"Wissen ist Macht!" – Immer wieder betont der kultige Wissenschaftsjournalist Harald Lesch diese Weisheit im Laufe der Dokumentation "Die Vermessung der Erde", die jetzt als TV-Premiere auf ARTE zu sehen ist. Wie ein Mantra wiederholt er diese Wahrheit, um damit unmissverständlich klarzustellen, dass Erkenntnisgewinn, wirtschaftliche und politische Macht oftmals eng miteinander verknüpft sind.

Im Kern liefert Regisseur Christopher Gerisch in seinem sehenswerten Film einen historischen Abriss: Wann hat die Menschheit begonnen, den Planeten zu vermessen – und warum? Doch daneben wirft der Filmemacher stets einen Blick auf die Gegenwart. Denn das Wissen um den derzeitigen Zustand des Planeten wird ausschlaggebend dafür sein, wie sich die Menschheit für den Klimawandel rüstet. So sollen die gewonnenen Informationen als Entscheidungsgrundlagen für eine nachhaltige Umweltpolitik dienen. Doch die Zeit drängt ...

Die Pharaonen Ägyptens, die griechischen Philosophen der Antike, die großen Seefahrer und Entdecker – sie alle wussten um die Notwendigkeit von Karten und Zahlen. Mittlerweile liefern Satelliten, Drohnen und Antennen die wichtigsten Daten zum Erfassen der Welt. Der Wissensdurst ist noch lange nicht gestillt, nur die Methoden haben sich geändert.
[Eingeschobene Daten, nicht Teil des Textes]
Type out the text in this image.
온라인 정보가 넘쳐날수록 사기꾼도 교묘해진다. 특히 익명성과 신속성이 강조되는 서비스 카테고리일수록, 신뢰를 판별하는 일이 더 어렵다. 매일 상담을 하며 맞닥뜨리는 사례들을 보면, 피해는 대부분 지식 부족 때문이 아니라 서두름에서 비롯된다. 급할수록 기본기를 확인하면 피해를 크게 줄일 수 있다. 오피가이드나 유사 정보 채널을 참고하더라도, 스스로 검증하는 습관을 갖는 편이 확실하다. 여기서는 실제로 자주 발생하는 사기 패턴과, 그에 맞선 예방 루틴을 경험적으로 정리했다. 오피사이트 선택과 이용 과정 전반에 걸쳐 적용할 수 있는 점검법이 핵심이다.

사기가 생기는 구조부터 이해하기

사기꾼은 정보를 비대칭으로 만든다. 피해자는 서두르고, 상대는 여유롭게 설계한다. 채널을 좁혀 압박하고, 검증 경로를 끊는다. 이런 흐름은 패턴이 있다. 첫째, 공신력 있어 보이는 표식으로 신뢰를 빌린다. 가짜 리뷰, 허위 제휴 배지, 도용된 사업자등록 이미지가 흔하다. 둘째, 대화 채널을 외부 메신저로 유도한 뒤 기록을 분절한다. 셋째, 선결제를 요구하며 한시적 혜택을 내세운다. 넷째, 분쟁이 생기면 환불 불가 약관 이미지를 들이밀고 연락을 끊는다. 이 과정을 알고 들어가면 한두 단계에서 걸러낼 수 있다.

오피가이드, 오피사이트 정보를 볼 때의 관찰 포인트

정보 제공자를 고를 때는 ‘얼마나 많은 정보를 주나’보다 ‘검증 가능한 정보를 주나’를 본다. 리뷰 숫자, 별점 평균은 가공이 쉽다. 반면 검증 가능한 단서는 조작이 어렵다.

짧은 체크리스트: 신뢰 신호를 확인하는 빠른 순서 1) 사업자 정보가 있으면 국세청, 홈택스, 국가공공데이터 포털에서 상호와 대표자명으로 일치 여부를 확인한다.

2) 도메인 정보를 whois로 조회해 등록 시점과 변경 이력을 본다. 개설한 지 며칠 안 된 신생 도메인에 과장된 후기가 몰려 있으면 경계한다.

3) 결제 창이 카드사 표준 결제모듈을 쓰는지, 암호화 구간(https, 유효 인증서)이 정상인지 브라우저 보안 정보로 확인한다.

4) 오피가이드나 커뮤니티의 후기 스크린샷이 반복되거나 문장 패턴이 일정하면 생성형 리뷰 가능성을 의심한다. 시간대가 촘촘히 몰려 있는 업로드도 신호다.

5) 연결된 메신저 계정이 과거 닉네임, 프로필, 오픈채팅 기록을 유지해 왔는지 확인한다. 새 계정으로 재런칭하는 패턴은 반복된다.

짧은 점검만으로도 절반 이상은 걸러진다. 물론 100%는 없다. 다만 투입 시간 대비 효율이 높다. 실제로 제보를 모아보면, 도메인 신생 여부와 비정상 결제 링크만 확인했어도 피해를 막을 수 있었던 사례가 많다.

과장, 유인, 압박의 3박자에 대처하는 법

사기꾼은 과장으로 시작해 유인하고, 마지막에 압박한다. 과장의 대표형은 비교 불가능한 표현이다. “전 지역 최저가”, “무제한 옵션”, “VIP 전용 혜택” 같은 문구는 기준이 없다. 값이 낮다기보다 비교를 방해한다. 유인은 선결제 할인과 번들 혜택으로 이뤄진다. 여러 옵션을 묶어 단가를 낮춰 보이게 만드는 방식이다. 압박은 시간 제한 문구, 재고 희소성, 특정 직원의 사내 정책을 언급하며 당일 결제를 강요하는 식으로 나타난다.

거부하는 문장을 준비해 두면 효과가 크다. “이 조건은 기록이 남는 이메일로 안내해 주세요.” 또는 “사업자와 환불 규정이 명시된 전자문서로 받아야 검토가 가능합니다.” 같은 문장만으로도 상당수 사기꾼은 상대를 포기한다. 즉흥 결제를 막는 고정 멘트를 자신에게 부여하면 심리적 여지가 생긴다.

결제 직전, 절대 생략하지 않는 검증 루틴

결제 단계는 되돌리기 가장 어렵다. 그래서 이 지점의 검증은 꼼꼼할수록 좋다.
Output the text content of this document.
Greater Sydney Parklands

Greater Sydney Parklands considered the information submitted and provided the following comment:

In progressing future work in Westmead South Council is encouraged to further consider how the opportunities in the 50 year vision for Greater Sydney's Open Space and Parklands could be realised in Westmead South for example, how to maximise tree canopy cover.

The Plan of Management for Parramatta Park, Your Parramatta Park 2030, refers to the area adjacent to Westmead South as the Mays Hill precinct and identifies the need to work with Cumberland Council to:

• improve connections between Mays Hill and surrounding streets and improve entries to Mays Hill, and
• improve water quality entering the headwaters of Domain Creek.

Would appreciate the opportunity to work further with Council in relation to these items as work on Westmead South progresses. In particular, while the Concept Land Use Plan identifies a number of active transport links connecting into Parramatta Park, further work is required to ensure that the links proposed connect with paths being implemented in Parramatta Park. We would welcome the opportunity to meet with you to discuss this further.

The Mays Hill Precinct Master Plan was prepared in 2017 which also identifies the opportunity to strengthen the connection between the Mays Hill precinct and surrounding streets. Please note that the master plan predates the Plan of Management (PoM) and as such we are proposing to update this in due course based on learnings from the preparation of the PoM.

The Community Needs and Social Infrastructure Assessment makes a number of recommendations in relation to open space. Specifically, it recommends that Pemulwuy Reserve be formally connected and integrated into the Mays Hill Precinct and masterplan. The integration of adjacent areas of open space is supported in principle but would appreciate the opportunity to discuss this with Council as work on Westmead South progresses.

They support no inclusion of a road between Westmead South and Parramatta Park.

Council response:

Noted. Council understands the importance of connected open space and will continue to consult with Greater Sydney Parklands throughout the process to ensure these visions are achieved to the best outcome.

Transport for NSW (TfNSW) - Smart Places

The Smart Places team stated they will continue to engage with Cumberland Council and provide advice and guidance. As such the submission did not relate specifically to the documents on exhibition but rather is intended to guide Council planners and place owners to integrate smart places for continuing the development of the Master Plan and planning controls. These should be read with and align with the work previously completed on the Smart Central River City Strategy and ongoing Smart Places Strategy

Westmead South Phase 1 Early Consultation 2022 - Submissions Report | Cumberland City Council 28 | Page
Mithilfe von Computernanimationen und Reenactments wird der Zuschauer in längst vergessene Epochen entführt und erlebt, wie geniale Kartografen die Darstellung von Größen und Entfernungen immer aufwendiger präzisierten, um beispielsweise die Navigation auf hoher See zu revolutionieren. Ganz offensichtlich ist der Titel der Doku an Daniel Kehlmanns Bestseller "Die Vermessung der Welt" angelehnt – dass auch Humboldts Exkursionen kurz angerissen werden, versteht sich von selbst.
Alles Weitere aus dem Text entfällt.